Alumni’s 1,800-signiture petition urges Mayor DeBlasio to take the building from the Department of Education and give it to an agency that can appropriately repair the historic landmark.

Officials refused to provide exact plans for the Academy Building, but spokespeople for both the education department and landmarks commission said the agencies are working together to figure something out — the same thing a schools spokeswoman told the New York Times in a 2009 article.

The building, erected in 1787, is the state’s oldest secondary school and the first the Board of Regents chartered, according to a commission report. Builders named the hall for Dutch scholar Desiderius Erasmus, and it served as an active school until 1895, later housing administrative offices. The city landmarked the structure in 1966. The Department of Education left the building to rot about 15 years ago, and the agency’s inaction inspired grads to take up the building’s cause, an alumna said.

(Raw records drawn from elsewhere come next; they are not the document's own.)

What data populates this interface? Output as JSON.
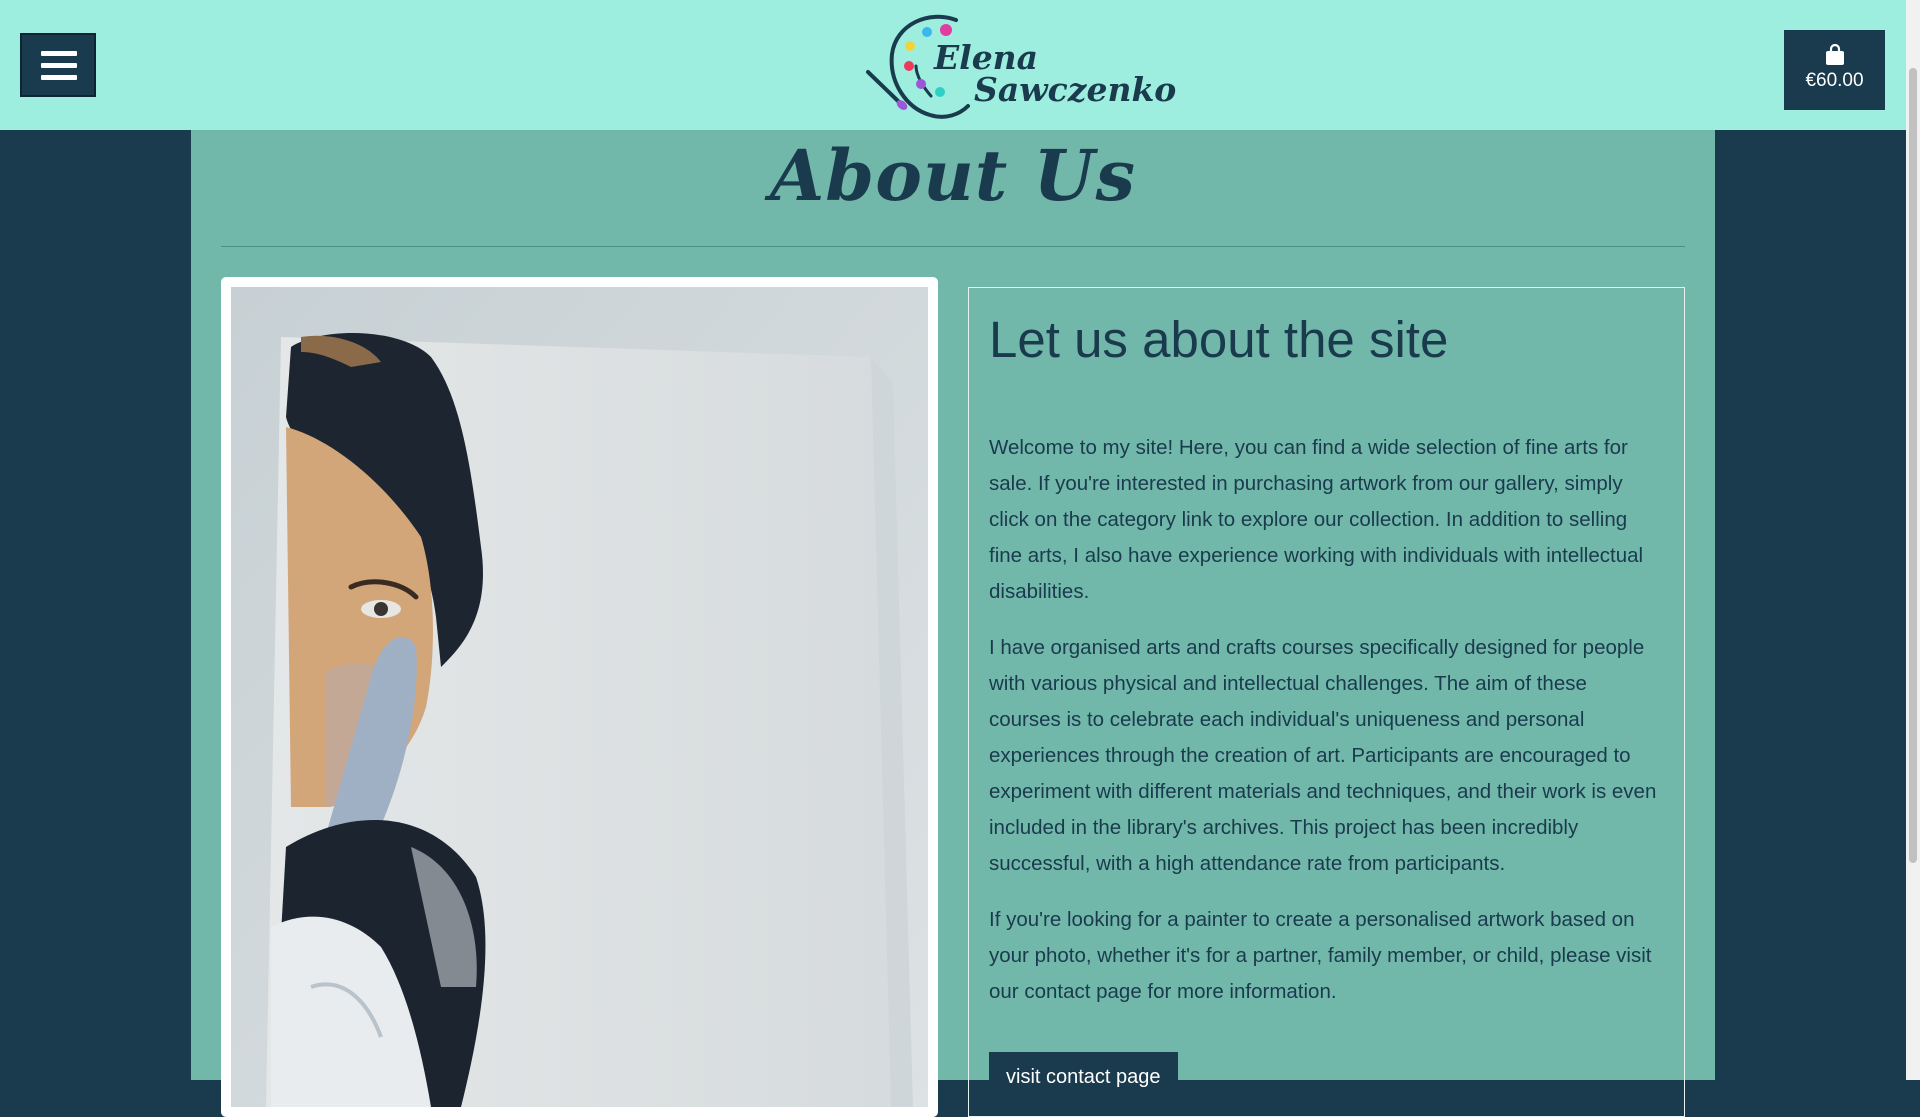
{
  "header": {
    "menu_icon": "hamburger-menu-icon",
    "logo": {
      "first_name": "Elena",
      "last_name": "Sawczenko",
      "icon": "paint-palette-brush-icon"
    },
    "cart": {
      "icon": "shopping-bag-icon",
      "total": "€60.00"
    }
  },
  "main": {
    "title": "About Us",
    "card": {
      "heading": "Let us about the site",
      "paragraphs": [
        "Welcome to my site! Here, you can find a wide selection of fine arts for sale. If you're interested in purchasing artwork from our gallery, simply click on the category link to explore our collection. In addition to selling fine arts, I also have experience working with individuals with intellectual disabilities.",
        "I have organised arts and crafts courses specifically designed for people with various physical and intellectual challenges. The aim of these courses is to celebrate each individual's uniqueness and personal experiences through the creation of art. Participants are encouraged to experiment with different materials and techniques, and their work is even included in the library's archives. This project has been incredibly successful, with a high attendance rate from participants.",
        "If you're looking for a painter to create a personalised artwork based on your photo, whether it's for a partner, family member, or child, please visit our contact page for more information."
      ],
      "button_label": "visit contact page"
    }
  },
  "colors": {
    "header_bg": "#9eeedf",
    "navy": "#1a3a4d",
    "content_bg": "#72b8aa",
    "palette_dots": [
      "#e23ca3",
      "#3bb7ec",
      "#f3d33a",
      "#ec3a5b",
      "#9a57d8",
      "#2fd0c4",
      "#36a8e0"
    ]
  }
}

“The Department of Education has not taken a stand on this building at all,” said Amy Krakow (’67). “We have taken it upon ourselves to help move this along.”

Krakow and other alumni will visit the school this fall for the 1966 and 1967 classes’ 50-year reunions. The two classes want to see a Dutch History museum in the Academy Building to maintain its historical Dutch significance, Krakow said.

“Our two classes at our reunion are going to help raise funds to start a museum of Dutch history in New York,” she said. “This building needs to be restored. We see that as part of our life, part of our experience in high school, and part of the history of New York and the United States. That’s a big deal.”